Lourenço França ao lado da delegação medalhada em Baku. Foto: FGP

Lourenço França é um dos profissionais mais vitoriosos no atual cenário internacional da ginástica acrobática. Diretor-técnico do Acro Clube da Maia há 17 anos e desde 2012 selecionador nacional, foi eleito pela Federação Portuguesa de Ginástica o treinador do ano em 2021 pelas inúmeras conquistas. Esteve também nomeado como um dos cinco indicados como finalistas a “Desportistas do Ano” na categoria treinador pela Confederação do Desporto de Portugal (CDP).

As congratulações pessoais não foram, nem são, em vão. Apenas na equipa maiata, Lourenço França conquistou mais de 50 medalhas no ano passado. Em 2022, a trajetória campeã segue a intensidade. Há uma semana, Portugal brilhou nos Campeonatos do Mundo de Ginástica Acrobática, disputado em Baku, no Azerbaijão. Foram sete medalhas: três de ouro e quatro de pratas.

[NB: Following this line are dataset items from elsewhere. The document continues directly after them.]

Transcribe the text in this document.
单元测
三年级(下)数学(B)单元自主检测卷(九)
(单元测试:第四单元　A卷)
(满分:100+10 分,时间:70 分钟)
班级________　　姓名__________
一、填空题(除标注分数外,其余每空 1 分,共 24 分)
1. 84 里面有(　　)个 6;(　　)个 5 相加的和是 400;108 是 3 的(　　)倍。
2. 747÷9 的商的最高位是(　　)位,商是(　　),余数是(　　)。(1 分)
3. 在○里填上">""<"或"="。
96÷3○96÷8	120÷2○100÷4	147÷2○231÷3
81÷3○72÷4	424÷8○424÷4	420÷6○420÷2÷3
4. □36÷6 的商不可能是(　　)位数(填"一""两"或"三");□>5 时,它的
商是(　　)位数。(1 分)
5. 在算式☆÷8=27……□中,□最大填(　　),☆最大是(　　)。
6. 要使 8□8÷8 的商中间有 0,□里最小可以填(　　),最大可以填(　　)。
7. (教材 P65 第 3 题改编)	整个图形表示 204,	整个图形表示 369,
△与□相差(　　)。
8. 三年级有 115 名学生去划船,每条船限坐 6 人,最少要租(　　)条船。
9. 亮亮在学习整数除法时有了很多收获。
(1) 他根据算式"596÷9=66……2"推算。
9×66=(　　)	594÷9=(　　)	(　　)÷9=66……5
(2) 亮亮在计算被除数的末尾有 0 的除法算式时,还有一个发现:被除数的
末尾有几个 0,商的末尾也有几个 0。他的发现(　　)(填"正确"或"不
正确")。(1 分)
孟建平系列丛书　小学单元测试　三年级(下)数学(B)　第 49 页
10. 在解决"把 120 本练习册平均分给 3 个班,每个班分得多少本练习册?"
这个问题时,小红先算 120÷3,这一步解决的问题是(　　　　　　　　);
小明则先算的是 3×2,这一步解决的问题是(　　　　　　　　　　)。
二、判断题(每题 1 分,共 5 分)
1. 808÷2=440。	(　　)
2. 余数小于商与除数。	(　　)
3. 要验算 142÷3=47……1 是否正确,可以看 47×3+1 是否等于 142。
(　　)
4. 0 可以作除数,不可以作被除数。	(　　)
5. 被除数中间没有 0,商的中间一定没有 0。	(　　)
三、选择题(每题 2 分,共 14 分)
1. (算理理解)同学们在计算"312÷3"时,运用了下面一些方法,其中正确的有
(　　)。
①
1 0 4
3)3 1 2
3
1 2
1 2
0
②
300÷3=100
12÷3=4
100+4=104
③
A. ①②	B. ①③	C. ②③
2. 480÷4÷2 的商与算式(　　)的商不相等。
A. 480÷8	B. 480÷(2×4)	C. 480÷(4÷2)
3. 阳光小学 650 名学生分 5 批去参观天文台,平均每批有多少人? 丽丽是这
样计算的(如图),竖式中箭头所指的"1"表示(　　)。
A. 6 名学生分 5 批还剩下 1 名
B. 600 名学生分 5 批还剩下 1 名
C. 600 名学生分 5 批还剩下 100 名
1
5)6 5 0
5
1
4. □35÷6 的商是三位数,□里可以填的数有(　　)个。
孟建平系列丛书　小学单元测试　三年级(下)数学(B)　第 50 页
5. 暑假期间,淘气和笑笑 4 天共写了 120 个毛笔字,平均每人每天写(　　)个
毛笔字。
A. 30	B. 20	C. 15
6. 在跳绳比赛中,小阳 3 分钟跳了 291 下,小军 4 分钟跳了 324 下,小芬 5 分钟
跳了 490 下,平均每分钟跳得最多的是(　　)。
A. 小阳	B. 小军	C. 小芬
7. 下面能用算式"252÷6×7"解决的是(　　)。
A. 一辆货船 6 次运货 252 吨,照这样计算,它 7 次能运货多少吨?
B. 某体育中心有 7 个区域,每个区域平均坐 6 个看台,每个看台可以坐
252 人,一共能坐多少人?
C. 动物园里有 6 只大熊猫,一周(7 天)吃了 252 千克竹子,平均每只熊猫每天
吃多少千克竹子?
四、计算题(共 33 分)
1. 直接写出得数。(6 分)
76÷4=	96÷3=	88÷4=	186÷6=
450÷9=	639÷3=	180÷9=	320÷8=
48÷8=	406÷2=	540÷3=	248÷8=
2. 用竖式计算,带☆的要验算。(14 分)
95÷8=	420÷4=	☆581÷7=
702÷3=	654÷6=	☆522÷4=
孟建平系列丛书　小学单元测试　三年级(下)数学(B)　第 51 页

À frente do Acro Clube da Maia, Loureço França tem se notabilizado pela formação de várias gerações de novos ginastas no país. Em entrevista à SportMagazine, o treinador falou das conquistas recentes em Baku, da evolução das ginastas Rita Ferreira e a Ana Rita Teixeira, do desenvolvimento da modalidade e, por fim, fez também uma autoavaliação do trabalho com um desejo maior: seguir a rotina de vitórias e ajudar a tornar a ginástica acrobática um desporto profissional.

Lourenço França ao lado das atletas. Foto: Acro Clube da Maia

SportMagazine (SM) – Portugal teve uma participação com três ouros e sete pódios nos mundiais de Baku este final de semana. A que se deve tão bons resultados? 

Lourenço França (LF) – Os resultados foram inacreditáveis. Também temos que pensar um bocadinho no contexto histórico. O primeiro Campeonato do Mundo de ginástica acrobática que Portugal entrou foi em 1986. E a primeira vez que ganhámos medalhas foi há um ano. Portanto, isto dá uma perspetiva que demoramos 35 anos para conseguir a primeira medalha num Mundial. É porque não é fácil, se fosse, se calhar, teríamos conseguido há mais tempo. Temos tido consistentemente, há pelo menos uma década, desde 2009, resultados com medalhas, digamos assim, em Campeonatos da Europa. Isso ajuda a pôr em perspetiva que Europeus são Europeus e Mundiais são Mundiais. Nós nunca tínhamos conseguido uma medalha até o ano passado, quando estas ginastas, quer o par feminino [Rita Ferreira e Ana Rita Teixeira], quer o trio [Bárbara Sequeira, Francisca Maia e Francisca Sampaio Maia], conseguiram duas medalhas, uma de ouro e uma de bronze [respetivamente]. Campeãs do mundo e terceiro lugar. Isso é fruto de um processo, de um projeto, de uma história que começou mais ou menos também há dez anos. Fazer um desportista de alto nível leva tempo, são dez anos de trabalho. Na ginástica não é muito diferente. 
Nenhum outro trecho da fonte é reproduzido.